The new program is designed for switching to the production of sophisticated military and special hardware. Proposals have been made to reduce the share of off-budget financing and provide adequate financing for research and development. According to the vice-premier, the new program is to cover, inter alia, development of an advance technological backlog, special materials, etc.
Rogozin said a detailed report on the implementation of the import substitution program in defense industry would be submitted to the Russian president soon. "The work has begun, and we shall provide the Russian president, in the near future, with a huge report on how the work is being done under stringent supervision of the Defense Ministry, and Industry [and Trade] Ministry, and our state-owned corporations," the vice-premier said.
He reminded the audience that thousands of items have to be replaced as far as previously imported Ukrainian products are concerned. As for NATO countries, the items subject to substitution account for 860 in various items of combat hardware, or tens of thousands of parts.
According to Rogozin’s estimate, the work has to be mostly completed by 2018, though some of the most sensitive items will be replaced with domestically made ones right up to 2020.
Over 94% of governmental defense procurement orders for military and special hardware have been placed as of early September, Rogozin said. "94.2% of governmental defense procurement orders for combat and special hardware have been awarded as of September 4, 2015," Rogozin said, addressing the Military Industrial Conference.
In particular, the vice-premier added, the Defense Ministry placed 94.3% of its orders, law enforcement agencies and security services ordered 88.6 of what they need, and the Rosatom state corporation awarded 97.6% of its orders.
The vice-premier underlined that the 2015 defense procurement program was being implemented at a slower pace compared with last year’s plan, even though over 74% of the money set aside as advanced payments to manufacturers and as payments for the job done had been transferred. "I would like to emphasize again that this is happening against the backdrop of difficulties being experienced by our economy.

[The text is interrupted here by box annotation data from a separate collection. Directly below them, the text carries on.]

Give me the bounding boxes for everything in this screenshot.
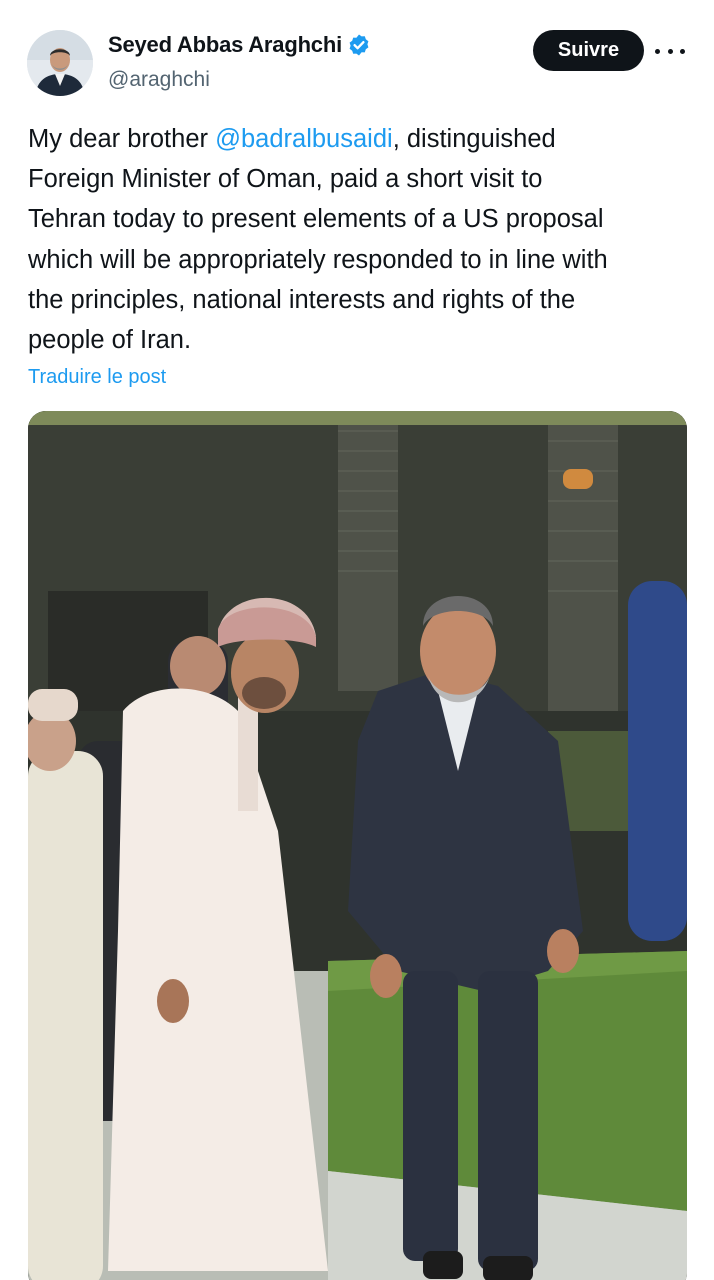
follow-button[interactable]: Suivre [533,30,644,71]
tweet-photo[interactable] [28,411,687,1280]
tweet-text: My dear brother @badralbusaidi, distingu… [28,119,698,360]
verified-badge-icon [347,33,371,57]
tweet-text-body: , distinguished Foreign Minister of Oman… [28,125,608,355]
author-handle[interactable]: @araghchi [108,68,210,92]
author-display-name[interactable]: Seyed Abbas Araghchi [108,32,342,58]
more-dot [680,48,685,54]
more-options-icon[interactable] [655,44,685,58]
author-name-row[interactable]: Seyed Abbas Araghchi [108,32,371,58]
translate-post-link[interactable]: Traduire le post [28,366,166,389]
more-dot [655,48,660,54]
photo-illustration [28,411,687,1280]
tweet-text-intro: My dear brother [28,125,216,153]
mention-link[interactable]: @badralbusaidi [215,125,393,153]
avatar-image [27,30,93,96]
more-dot [667,48,673,54]
author-avatar[interactable] [27,30,93,96]
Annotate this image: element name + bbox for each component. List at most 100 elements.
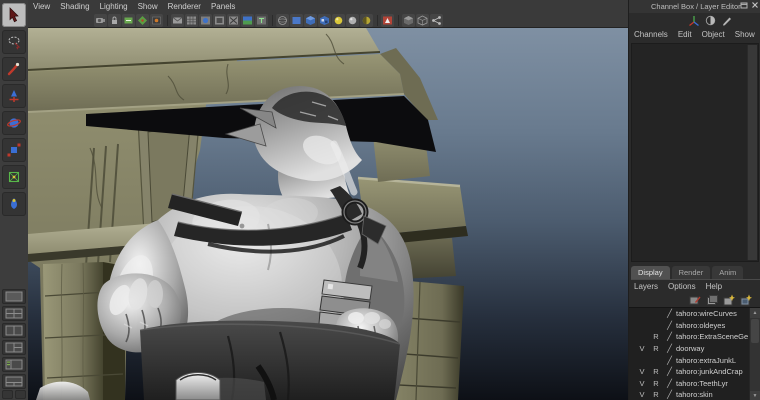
paint-select-tool[interactable] <box>2 57 26 81</box>
menu-channels[interactable]: Channels <box>629 30 673 39</box>
layout-two-pane-button[interactable] <box>2 323 26 338</box>
layer-name[interactable]: tahoro:extraJunkL <box>676 356 750 365</box>
grid-icon[interactable] <box>185 13 198 27</box>
backface-culling-icon[interactable] <box>416 13 429 27</box>
float-icon[interactable] <box>740 1 748 9</box>
layout-single-pane-button[interactable] <box>2 289 26 304</box>
menu-object[interactable]: Object <box>697 30 730 39</box>
layer-type-toggle[interactable]: R <box>649 379 663 388</box>
gate-mask-icon[interactable] <box>227 13 240 27</box>
image-plane-icon[interactable] <box>150 13 163 27</box>
flat-shade-icon[interactable] <box>290 13 303 27</box>
layer-row[interactable]: R ╱ tahoro:ExtraSceneGe <box>629 331 750 343</box>
layer-name[interactable]: doorway <box>676 344 750 353</box>
pencil-icon[interactable] <box>721 15 732 26</box>
resolution-gate-icon[interactable] <box>213 13 226 27</box>
select-tool[interactable] <box>2 3 26 27</box>
new-empty-layer-icon[interactable] <box>722 294 735 307</box>
select-camera-icon[interactable] <box>94 13 107 27</box>
toolbox-collapse-right-button[interactable] <box>15 390 26 399</box>
layer-row[interactable]: ╱ tahoro:oldeyes <box>629 320 750 332</box>
layer-visibility-toggle[interactable]: V <box>629 379 649 388</box>
lock-camera-icon[interactable] <box>108 13 121 27</box>
rotate-tool[interactable] <box>2 111 26 135</box>
menu-lighting[interactable]: Lighting <box>95 2 133 11</box>
layer-name[interactable]: tahoro:TeethLyr <box>676 379 750 388</box>
layer-type-toggle[interactable]: R <box>649 367 663 376</box>
shaded-icon[interactable] <box>304 13 317 27</box>
layer-row[interactable]: V R ╱ tahoro:skin <box>629 389 750 400</box>
layer-color-icon[interactable]: ╱ <box>663 309 676 318</box>
layer-color-icon[interactable]: ╱ <box>663 321 676 330</box>
layer-visibility-toggle[interactable]: V <box>629 367 649 376</box>
menu-show[interactable]: Show <box>730 30 760 39</box>
layer-visibility-toggle[interactable]: V <box>629 390 649 399</box>
scroll-down-icon[interactable]: ▼ <box>750 391 760 400</box>
layer-name[interactable]: tahoro:skin <box>676 390 750 399</box>
layer-color-icon[interactable]: ╱ <box>663 332 676 341</box>
scroll-up-icon[interactable]: ▲ <box>750 308 760 318</box>
menu-edit[interactable]: Edit <box>673 30 697 39</box>
menu-options[interactable]: Options <box>663 282 701 291</box>
channel-box-scrollbar[interactable] <box>747 45 757 260</box>
share-icon[interactable] <box>430 13 443 27</box>
layer-row[interactable]: V R ╱ tahoro:TeethLyr <box>629 378 750 390</box>
bookmark-icon[interactable] <box>136 13 149 27</box>
layer-type-toggle[interactable]: R <box>649 332 663 341</box>
textured-icon[interactable] <box>318 13 331 27</box>
viewport-3d-scene[interactable] <box>28 28 628 400</box>
layer-color-icon[interactable]: ╱ <box>663 344 676 353</box>
use-default-lighting-icon[interactable] <box>332 13 345 27</box>
menu-shading[interactable]: Shading <box>55 2 94 11</box>
new-layer-from-selected-icon[interactable] <box>739 294 752 307</box>
layer-name[interactable]: tahoro:wireCurves <box>676 309 750 318</box>
universal-manipulator-tool[interactable] <box>2 165 26 189</box>
layer-row[interactable]: V R ╱ doorway <box>629 343 750 355</box>
isolate-select-icon[interactable] <box>381 13 394 27</box>
field-chart-icon[interactable] <box>241 13 254 27</box>
layer-visibility-toggle[interactable]: V <box>629 344 649 353</box>
layout-outliner-persp-button[interactable] <box>2 357 26 372</box>
menu-layers[interactable]: Layers <box>629 282 663 291</box>
wireframe-icon[interactable] <box>276 13 289 27</box>
toolbox-collapse-left-button[interactable] <box>2 390 13 399</box>
layer-color-icon[interactable]: ╱ <box>663 356 676 365</box>
menu-view[interactable]: View <box>28 2 55 11</box>
layout-four-pane-button[interactable] <box>2 306 26 321</box>
safe-title-icon[interactable] <box>255 13 268 27</box>
menu-show[interactable]: Show <box>133 2 163 11</box>
move-tool[interactable] <box>2 84 26 108</box>
layer-name[interactable]: tahoro:oldeyes <box>676 321 750 330</box>
layer-color-icon[interactable]: ╱ <box>663 379 676 388</box>
film-gate-icon[interactable] <box>199 13 212 27</box>
camera-attributes-icon[interactable] <box>122 13 135 27</box>
layer-name[interactable]: tahoro:junkAndCrap <box>676 367 750 376</box>
layer-name[interactable]: tahoro:ExtraSceneGe <box>676 332 750 341</box>
layout-three-pane-button[interactable] <box>2 340 26 355</box>
layer-type-toggle[interactable]: R <box>649 390 663 399</box>
scale-tool[interactable] <box>2 138 26 162</box>
pan-zoom-icon[interactable] <box>171 13 184 27</box>
layer-type-toggle[interactable]: R <box>649 344 663 353</box>
tab-anim[interactable]: Anim <box>712 266 744 279</box>
xyz-axes-icon[interactable] <box>688 15 700 27</box>
lasso-tool[interactable] <box>2 30 26 54</box>
layer-row[interactable]: ╱ tahoro:extraJunkL <box>629 354 750 366</box>
layer-color-icon[interactable]: ╱ <box>663 367 676 376</box>
menu-help[interactable]: Help <box>701 282 727 291</box>
layer-color-icon[interactable]: ╱ <box>663 390 676 399</box>
tab-display[interactable]: Display <box>631 266 670 279</box>
xray-icon[interactable] <box>402 13 415 27</box>
tab-render[interactable]: Render <box>671 266 711 279</box>
soft-modification-tool[interactable] <box>2 192 26 216</box>
layer-pen-icon[interactable] <box>688 294 701 307</box>
scroll-thumb[interactable] <box>751 319 759 343</box>
layout-split-bottom-button[interactable] <box>2 374 26 389</box>
all-lights-icon[interactable] <box>346 13 359 27</box>
layer-list-scrollbar[interactable]: ▲ ▼ <box>749 308 760 400</box>
layer-row[interactable]: V R ╱ tahoro:junkAndCrap <box>629 366 750 378</box>
layer-box-icon[interactable] <box>705 294 718 307</box>
shadows-icon[interactable] <box>360 13 373 27</box>
menu-renderer[interactable]: Renderer <box>163 2 206 11</box>
close-icon[interactable] <box>751 1 759 9</box>
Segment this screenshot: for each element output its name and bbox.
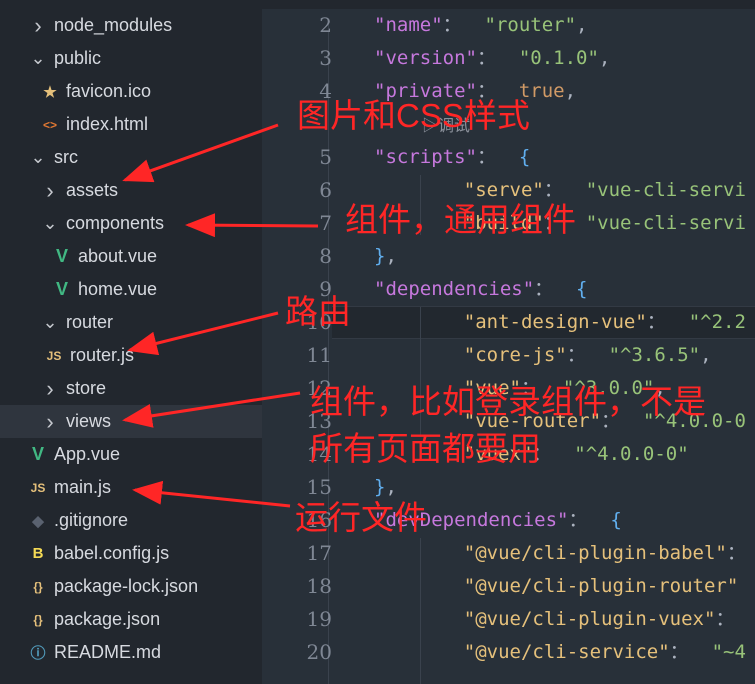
arrow-router <box>127 311 279 356</box>
arrow-main <box>132 480 291 508</box>
annotation-arrows <box>122 123 319 508</box>
arrow-assets <box>122 123 279 183</box>
arrow-views <box>122 391 301 428</box>
arrow-components <box>185 213 319 238</box>
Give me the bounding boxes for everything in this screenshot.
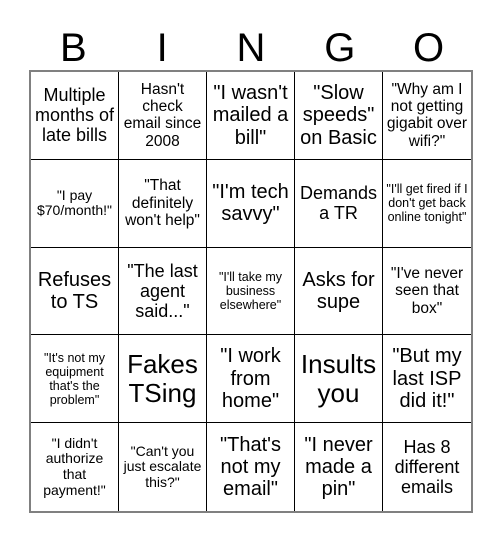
- bingo-cell-label: "I'm tech savvy": [212, 180, 289, 226]
- bingo-cell-b4[interactable]: "It's not my equipment that's the proble…: [31, 335, 119, 424]
- bingo-header-letter-g: G: [324, 26, 356, 70]
- bingo-cell-n2[interactable]: "I'm tech savvy": [207, 159, 295, 248]
- bingo-grid: Multiple months of late bills Hasn't che…: [29, 70, 473, 513]
- bingo-cell-g4[interactable]: Insults you: [295, 335, 383, 424]
- bingo-cell-o4[interactable]: "But my last ISP did it!": [383, 335, 471, 424]
- bingo-cell-label: "That's not my email": [220, 433, 281, 501]
- bingo-cell-i5[interactable]: "Can't you just escalate this?": [119, 423, 207, 511]
- bingo-header-letter-i: I: [156, 26, 168, 70]
- bingo-cell-label: "That definitely won't help": [125, 177, 200, 229]
- bingo-cell-n1[interactable]: "I wasn't mailed a bill": [207, 72, 295, 160]
- bingo-cell-label: Asks for supe: [302, 268, 375, 313]
- bingo-header-letter-o: O: [413, 26, 445, 70]
- bingo-cell-label: "I pay $70/month!": [36, 186, 113, 219]
- bingo-cell-label: Refuses to TS: [37, 268, 112, 313]
- bingo-cell-label: "I work from home": [220, 345, 281, 412]
- bingo-cell-label: "Slow speeds" on Basic: [300, 81, 377, 149]
- bingo-cell-n3[interactable]: "I'll take my business elsewhere": [207, 247, 295, 336]
- bingo-cell-g5[interactable]: "I never made a pin": [295, 423, 383, 511]
- bingo-cell-label: "I've never seen that box": [390, 264, 464, 317]
- bingo-header-letter-b: B: [60, 26, 87, 70]
- bingo-cell-label: "It's not my equipment that's the proble…: [43, 350, 105, 407]
- bingo-cell-label: "Why am I not getting gigabit over wifi?…: [386, 80, 468, 150]
- bingo-cell-o2[interactable]: "I'll get fired if I don't get back onli…: [383, 159, 471, 248]
- bingo-cell-label: "I wasn't mailed a bill": [212, 81, 289, 149]
- bingo-cell-o5[interactable]: Has 8 different emails: [383, 423, 471, 511]
- bingo-cell-n4[interactable]: "I work from home": [207, 335, 295, 424]
- bingo-cell-label: "But my last ISP did it!": [392, 345, 462, 412]
- bingo-cell-g2[interactable]: Demands a TR: [295, 159, 383, 248]
- bingo-cell-g1[interactable]: "Slow speeds" on Basic: [295, 72, 383, 160]
- bingo-cell-label: Fakes TSing: [127, 348, 198, 408]
- bingo-cell-b3[interactable]: Refuses to TS: [31, 247, 119, 336]
- bingo-cell-label: Hasn't check email since 2008: [123, 80, 202, 150]
- bingo-header-row: B I N G O: [29, 17, 473, 70]
- bingo-cell-i2[interactable]: "That definitely won't help": [119, 159, 207, 248]
- bingo-cell-label: Has 8 different emails: [394, 436, 460, 498]
- bingo-cell-label: "I didn't authorize that payment!": [43, 434, 106, 498]
- bingo-cell-i1[interactable]: Hasn't check email since 2008: [119, 72, 207, 160]
- bingo-cell-label: Insults you: [300, 348, 377, 408]
- bingo-cell-n5[interactable]: "That's not my email": [207, 423, 295, 511]
- bingo-cell-label: "Can't you just escalate this?": [123, 442, 202, 490]
- bingo-header-letter-n: N: [236, 26, 266, 70]
- bingo-cell-label: "I never made a pin": [304, 433, 373, 501]
- bingo-cell-label: Demands a TR: [299, 183, 378, 224]
- bingo-cell-b1[interactable]: Multiple months of late bills: [31, 72, 119, 160]
- bingo-cell-b5[interactable]: "I didn't authorize that payment!": [31, 423, 119, 511]
- bingo-card-page: B I N G O Multiple months of late bills …: [0, 0, 500, 544]
- bingo-cell-label: Multiple months of late bills: [34, 85, 115, 146]
- bingo-cell-i4[interactable]: Fakes TSing: [119, 335, 207, 424]
- bingo-cell-o3[interactable]: "I've never seen that box": [383, 247, 471, 336]
- bingo-cell-o1[interactable]: "Why am I not getting gigabit over wifi?…: [383, 72, 471, 160]
- bingo-cell-b2[interactable]: "I pay $70/month!": [31, 159, 119, 248]
- bingo-cell-label: "The last agent said...": [127, 260, 198, 322]
- bingo-cell-i3[interactable]: "The last agent said...": [119, 247, 207, 336]
- bingo-cell-label: "I'll get fired if I don't get back onli…: [386, 182, 468, 225]
- bingo-cell-g3[interactable]: Asks for supe: [295, 247, 383, 336]
- bingo-cell-label: "I'll take my business elsewhere": [218, 269, 283, 312]
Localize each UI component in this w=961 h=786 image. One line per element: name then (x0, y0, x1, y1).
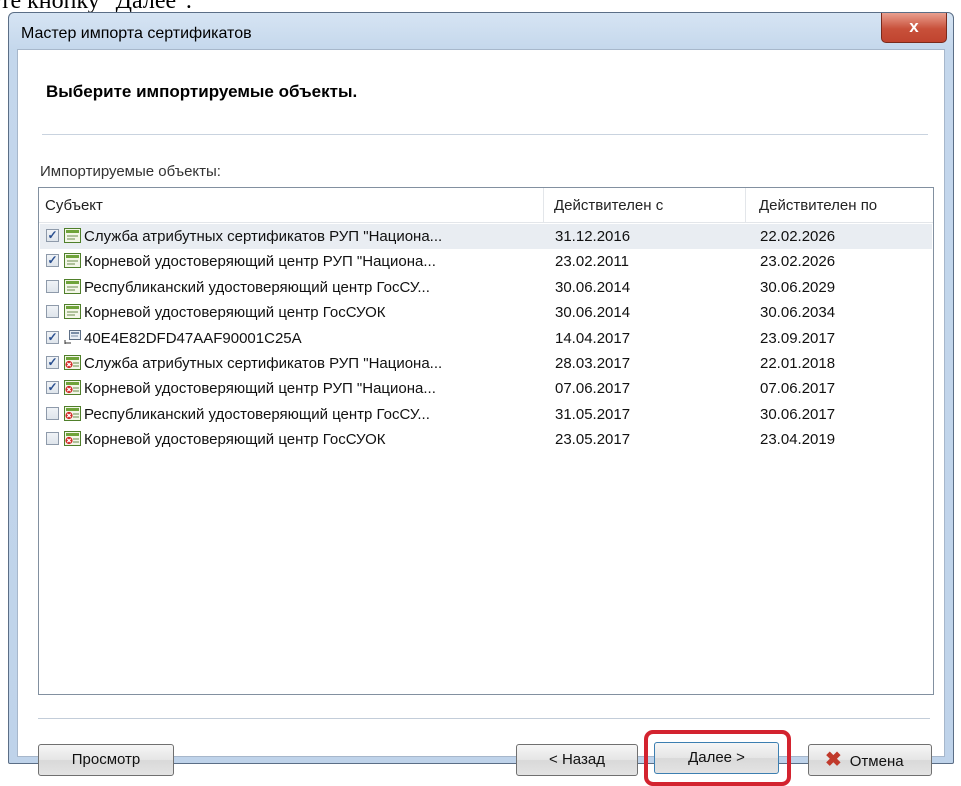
title-bar[interactable]: Мастер импорта сертификатов x (9, 13, 953, 51)
window-title: Мастер импорта сертификатов (21, 25, 252, 42)
view-button[interactable]: Просмотр (38, 744, 174, 776)
cell-subject: 40E4E82DFD47AAF90001C25A (84, 329, 302, 347)
table-row[interactable]: ✓ 40E4E82DFD47AAF90001C25A 14.04.2017 23.09… (40, 326, 932, 351)
certificate-icon (64, 253, 81, 269)
certificate-import-wizard-window: Мастер импорта сертификатов x Выберите и… (8, 12, 954, 786)
invalid-certificate-icon (64, 405, 81, 421)
table-row[interactable]: ✓ Корневой удостоверяющий центр РУП "Наци… (40, 376, 932, 401)
footer-divider (38, 718, 930, 719)
cell-subject: Республиканский удостоверяющий центр Гос… (84, 278, 430, 296)
row-checkbox[interactable] (46, 432, 59, 446)
cell-subject: Корневой удостоверяющий центр ГосСУОК (84, 304, 386, 322)
close-icon: x (909, 17, 919, 36)
row-checkbox[interactable]: ✓ (46, 380, 59, 395)
table-row[interactable]: Корневой удостоверяющий центр ГосСУОК 23.… (40, 427, 932, 452)
cell-valid-from: 23.05.2017 (555, 431, 631, 449)
column-divider[interactable] (745, 188, 746, 222)
checkmark-icon: ✓ (47, 329, 58, 344)
row-checkbox[interactable]: ✓ (46, 356, 59, 369)
cell-valid-to: 30.06.2017 (760, 405, 836, 423)
cell-valid-from: 23.02.2011 (555, 253, 629, 271)
column-divider[interactable] (543, 188, 544, 222)
invalid-certificate-icon (64, 355, 81, 370)
cell-subject: Республиканский удостоверяющий центр Гос… (84, 405, 430, 423)
cell-subject: Служба атрибутных сертификатов РУП "Наци… (84, 355, 443, 372)
column-header-subject[interactable]: Субъект (45, 197, 103, 214)
invalid-certificate-icon (64, 431, 81, 447)
wizard-page: Выберите импортируемые объекты. Импортир… (17, 49, 945, 786)
back-button[interactable]: < Назад (516, 744, 638, 776)
next-button-highlight (644, 730, 791, 786)
cell-valid-to: 30.06.2029 (760, 278, 836, 296)
cell-valid-to: 23.04.2019 (760, 431, 836, 449)
table-row[interactable]: ✓ Служба атрибутных сертификатов РУП "Нац… (40, 351, 932, 376)
row-checkbox[interactable]: ✓ (46, 253, 59, 268)
header-divider-highlight (42, 135, 928, 136)
list-header: Субъект Действителен с Действителен по (39, 188, 933, 223)
certificate-icon (64, 304, 81, 320)
cell-subject: Служба атрибутных сертификатов РУП "Наци… (84, 228, 443, 245)
cancel-button[interactable]: ✖ Отмена (808, 744, 932, 776)
cancel-button-label: Отмена (849, 753, 904, 770)
cell-subject: Корневой удостоверяющий центр РУП "Нацио… (84, 380, 436, 398)
close-button[interactable]: x (881, 13, 947, 43)
cell-valid-to: 22.01.2018 (760, 355, 836, 372)
cell-valid-from: 30.06.2014 (555, 278, 631, 296)
cell-valid-from: 31.05.2017 (555, 405, 631, 423)
cell-valid-to: 30.06.2034 (760, 304, 836, 322)
import-objects-label: Импортируемые объекты: (40, 163, 221, 180)
cell-valid-from: 30.06.2014 (555, 304, 631, 322)
personal-certificate-icon (64, 329, 81, 345)
cell-subject: Корневой удостоверяющий центр РУП "Нацио… (84, 253, 436, 271)
invalid-certificate-icon (64, 380, 81, 396)
checkmark-icon: ✓ (47, 355, 58, 369)
cell-valid-from: 14.04.2017 (555, 329, 631, 347)
table-row[interactable]: Республиканский удостоверяющий центр Гос… (40, 275, 932, 300)
cell-valid-from: 07.06.2017 (555, 380, 631, 398)
cell-valid-to: 23.02.2026 (760, 253, 836, 271)
certificate-icon (64, 278, 81, 294)
row-checkbox[interactable] (46, 279, 59, 293)
page-heading: Выберите импортируемые объекты. (46, 82, 358, 101)
cell-subject: Корневой удостоверяющий центр ГосСУОК (84, 431, 386, 449)
table-row[interactable]: ✓ Служба атрибутных сертификатов РУП "Нац… (40, 224, 932, 249)
checkmark-icon: ✓ (47, 228, 58, 242)
row-checkbox[interactable]: ✓ (46, 229, 59, 242)
table-row[interactable]: Республиканский удостоверяющий центр Гос… (40, 402, 932, 427)
row-checkbox[interactable] (46, 406, 59, 420)
cell-valid-to: 22.02.2026 (760, 228, 836, 245)
table-row[interactable]: Корневой удостоверяющий центр ГосСУОК 30.… (40, 300, 932, 325)
cell-valid-to: 23.09.2017 (760, 329, 836, 347)
cell-valid-from: 31.12.2016 (555, 228, 631, 245)
import-objects-list[interactable]: Субъект Действителен с Действителен по ✓… (38, 187, 934, 695)
cancel-icon: ✖ (825, 749, 842, 771)
cell-valid-from: 28.03.2017 (555, 355, 631, 372)
table-row[interactable]: ✓ Корневой удостоверяющий центр РУП "Наци… (40, 249, 932, 274)
column-header-valid-from[interactable]: Действителен с (554, 197, 663, 214)
column-header-valid-to[interactable]: Действителен по (759, 197, 877, 214)
certificate-icon (64, 228, 81, 243)
checkmark-icon: ✓ (47, 380, 58, 395)
checkmark-icon: ✓ (47, 253, 58, 268)
row-checkbox[interactable] (46, 305, 59, 319)
row-checkbox[interactable]: ✓ (46, 329, 59, 344)
cell-valid-to: 07.06.2017 (760, 380, 836, 398)
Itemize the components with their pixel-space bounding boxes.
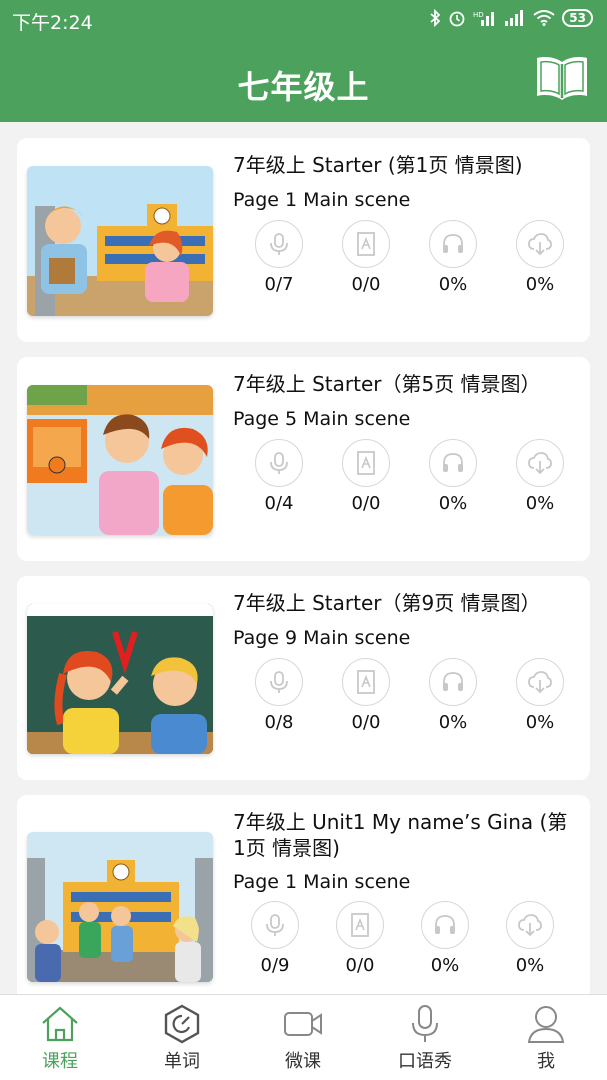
tab-words[interactable]: 单词 [132, 995, 232, 1080]
listen-percent: 0% [438, 274, 468, 295]
cloud-download-icon [528, 671, 552, 694]
lesson-subtitle: Page 1 Main scene [233, 189, 411, 211]
text-stat[interactable]: 0/0 [336, 658, 396, 733]
bluetooth-icon [430, 9, 441, 27]
record-stat[interactable]: 0/4 [249, 439, 309, 514]
headphones-icon [443, 234, 463, 253]
text-count: 0/0 [345, 955, 375, 976]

Therefore, defense industry has displayed leadership and willpower, in fact," Rogozin added.
The other day, Russian Deputy Defense Minister Yuri Borisov said the ministry was at ease in its mind about the fulfilment of the 2015 defense procurement program. According to him, the ministry "keeps abreast of the situation," supervising the program’s implementation.
According to the official, a total of six potential chief designers for the Russian military-industrial complex will be introduced to the president at the meeting of the Military-Industrial Commission (MIC) on September 18.
"The next six candidates for the position of chief designer will be introduced to the president at the MIC meeting on September 18," he said.
Rogozin noted that the first five chief designers were approved by the MIC decision of April 17.
Russian President Vladimir Putin signed a decree on chief designers of armaments in January. According to the document, there will be no more than 20 chief designers, and their status and responsibility will increase. Putin explained that they would take charge of the work to develop strategically important weapons systems and, consequently, will have broad powers to ensure resources support for the projects.